Priorities (left side of the page)

· Pack for Peoria

· Put edits in ADH

· Wash Tablecloths (for show)

· Finish Gen Con Kits

· Order New Art Sleeves

· Groceries

· Clean Bathroom

To-Dos (right side of the page)

· Poltergeist Girl Chapter

· My Celtic Luna Chapter

· The Drifter Alpha Chapter

· Shamrock Shakedown Chapter

· Magic, Mayhem, & Make Believe Chapter

· SIN Network Chapter

· The Wedding Lottery Chapter

· Do Reads

· Join Promos (because FB ads aren’t going to cut it)

· Finish GYD Money Workbook

· Make Marauder’s Map Book Cover

· Ship Fall of Avalon Hardbacks x 2

· Get eBooks on Ingram Spark

· Server Maintenance

· Pick Up Prints Re-order

Before you have a heart attack, this is just what needs to be done. I, in no way, will get all this done. If I do, I’m buying myself some damn Starbursts.

Just looking at this list I can see how someone with executive disfunction (which I have) ends up with a bag of Oreos watching Bar Rescue all afternoon. This is why I quit working on my laptop in the living room during the day.

This also is a LOT. I always do this to myself. I feel like if I’m not doing SOMETHING I’m being lazy/idle/letting people down. Mr. F teases me for being a workaholic. I blame society for teaching an entire generation that rest and recovery is wasteful and bad. Gen X, which I am (I will cut you if you call me a Millennial), had it pounded into our brains that we had to work that grindstone so hard to get ahead. Sure, that does work in some cases, but Jesus Fucking Christ, taking a break is not a sin.

I also have to complete a task I start. Mr. F will work like five minutes, take a break, come back and work again. I can’t do that. If I walk away, that task now lives in the ethereal portal of never getting done…until I remember I was doing it. So I like to start and finish it.

Which then makes writing hard. Because a lot of writers will write a little bit when it comes to them, put it down and come back. I can’t. As soon as I start a chapter, I will fight fuss, cry, and write until the end of the chapter. I also can’t write a story out of order.

I’m working ten times harder than I ever did in Corporate America. I also am dealing with about one million times less bullshit. Mr. F has agreed to gently remind me to write a chapter every day (like I want). I promised not to turn feral and bite him over it.

But listen, you ADHD people (or people who feel the same way but aren’t diagnosed). You can function. Find the trick that focuses you. I happen to like check marks and stickers! So I have a check list to color in for my lists. I also made a tiny success chart to put little smiley face stickers on. The sense of joy at getting the proverbial gold star is enough to focus me. May not work for you. Find what does. Because giving up is not an option.

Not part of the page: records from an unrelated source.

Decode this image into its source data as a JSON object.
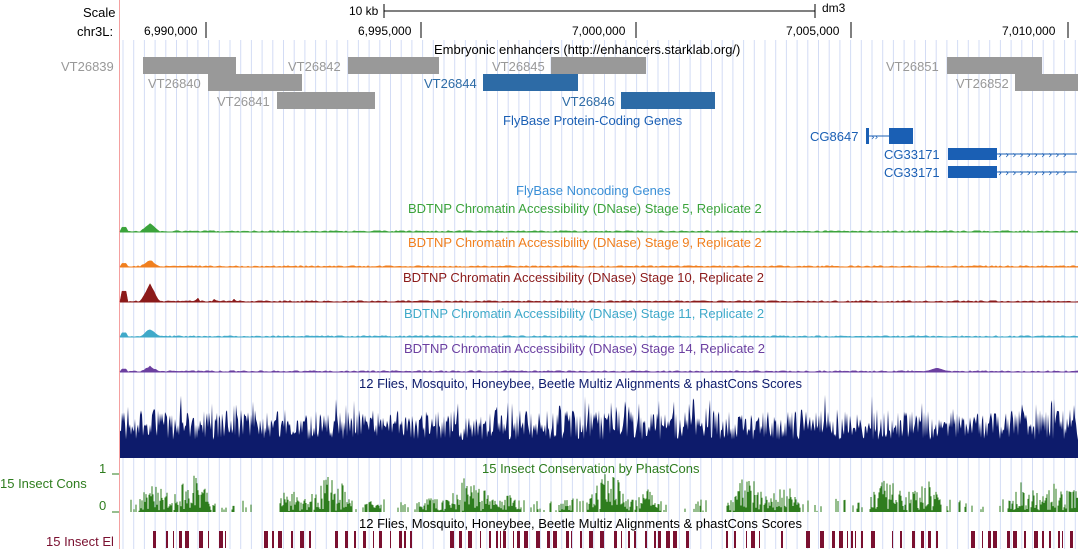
{
  "header": {
    "scale_label": "Scale",
    "scale_bar_label": "10 kb",
    "assembly": "dm3",
    "chrom_label": "chr3L:",
    "positions": [
      "6,990,000",
      "6,995,000",
      "7,000,000",
      "7,005,000",
      "7,010,000"
    ]
  },
  "tracks": {
    "enhancers": {
      "title": "Embryonic enhancers (http://enhancers.starklab.org/)",
      "items": [
        {
          "name": "VT26839",
          "status": "gray"
        },
        {
          "name": "VT26840",
          "status": "gray"
        },
        {
          "name": "VT26841",
          "status": "gray"
        },
        {
          "name": "VT26842",
          "status": "gray"
        },
        {
          "name": "VT26844",
          "status": "highlight"
        },
        {
          "name": "VT26845",
          "status": "gray"
        },
        {
          "name": "VT26846",
          "status": "highlight"
        },
        {
          "name": "VT26851",
          "status": "gray"
        },
        {
          "name": "VT26852",
          "status": "gray"
        }
      ]
    },
    "protein_coding": {
      "title": "FlyBase Protein-Coding Genes",
      "genes": [
        "CG8647",
        "CG33171",
        "CG33171"
      ]
    },
    "noncoding": {
      "title": "FlyBase Noncoding Genes"
    },
    "dnase": [
      {
        "title": "BDTNP Chromatin Accessibility (DNase) Stage 5, Replicate 2",
        "color": "#3ba33b"
      },
      {
        "title": "BDTNP Chromatin Accessibility (DNase) Stage 9, Replicate 2",
        "color": "#f07f1e"
      },
      {
        "title": "BDTNP Chromatin Accessibility (DNase) Stage 10, Replicate 2",
        "color": "#8b1a1a"
      },
      {
        "title": "BDTNP Chromatin Accessibility (DNase) Stage 11, Replicate 2",
        "color": "#3fa9c9"
      },
      {
        "title": "BDTNP Chromatin Accessibility (DNase) Stage 14, Replicate 2",
        "color": "#6b3fa0"
      }
    ],
    "multiz": {
      "title": "12 Flies, Mosquito, Honeybee, Beetle Multiz Alignments & phastCons Scores",
      "color": "#0d1b6b"
    },
    "insect_cons": {
      "title": "15 Insect Conservation by PhastCons",
      "side_label": "15 Insect Cons",
      "ymax": "1",
      "ymin": "0",
      "color": "#2e7d1e"
    },
    "insect_el": {
      "title": "12 Flies, Mosquito, Honeybee, Beetle Multiz Alignments & phastCons Scores",
      "side_label": "15 Insect El",
      "color": "#7a1030"
    }
  },
  "colors": {
    "gray_feature": "#999999",
    "highlight_feature": "#2d6ba6",
    "gene_blue": "#1a5fb4",
    "grid_line": "#d3dcf5",
    "left_rule": "#f4a0a0"
  }
}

I feel overwhelmed and scared. What if I’m ruining us by chasing my dreams? What if I’m not good enough to make a living doing this? Every day I fret and worry. I overcompensate by overworking. It’s like being trapped in a manic state all the time. Mr. F has been so supportive and is my biggest champion! If you don’t have that kind of support, you have me! I will cheer you on. I will remind you to eat. I will gently try to tell you that your choices are making your life harder. This one is the hardest for me to hear, by the way.

Anyway. I have accomplished at least one thing on my list today! Yay!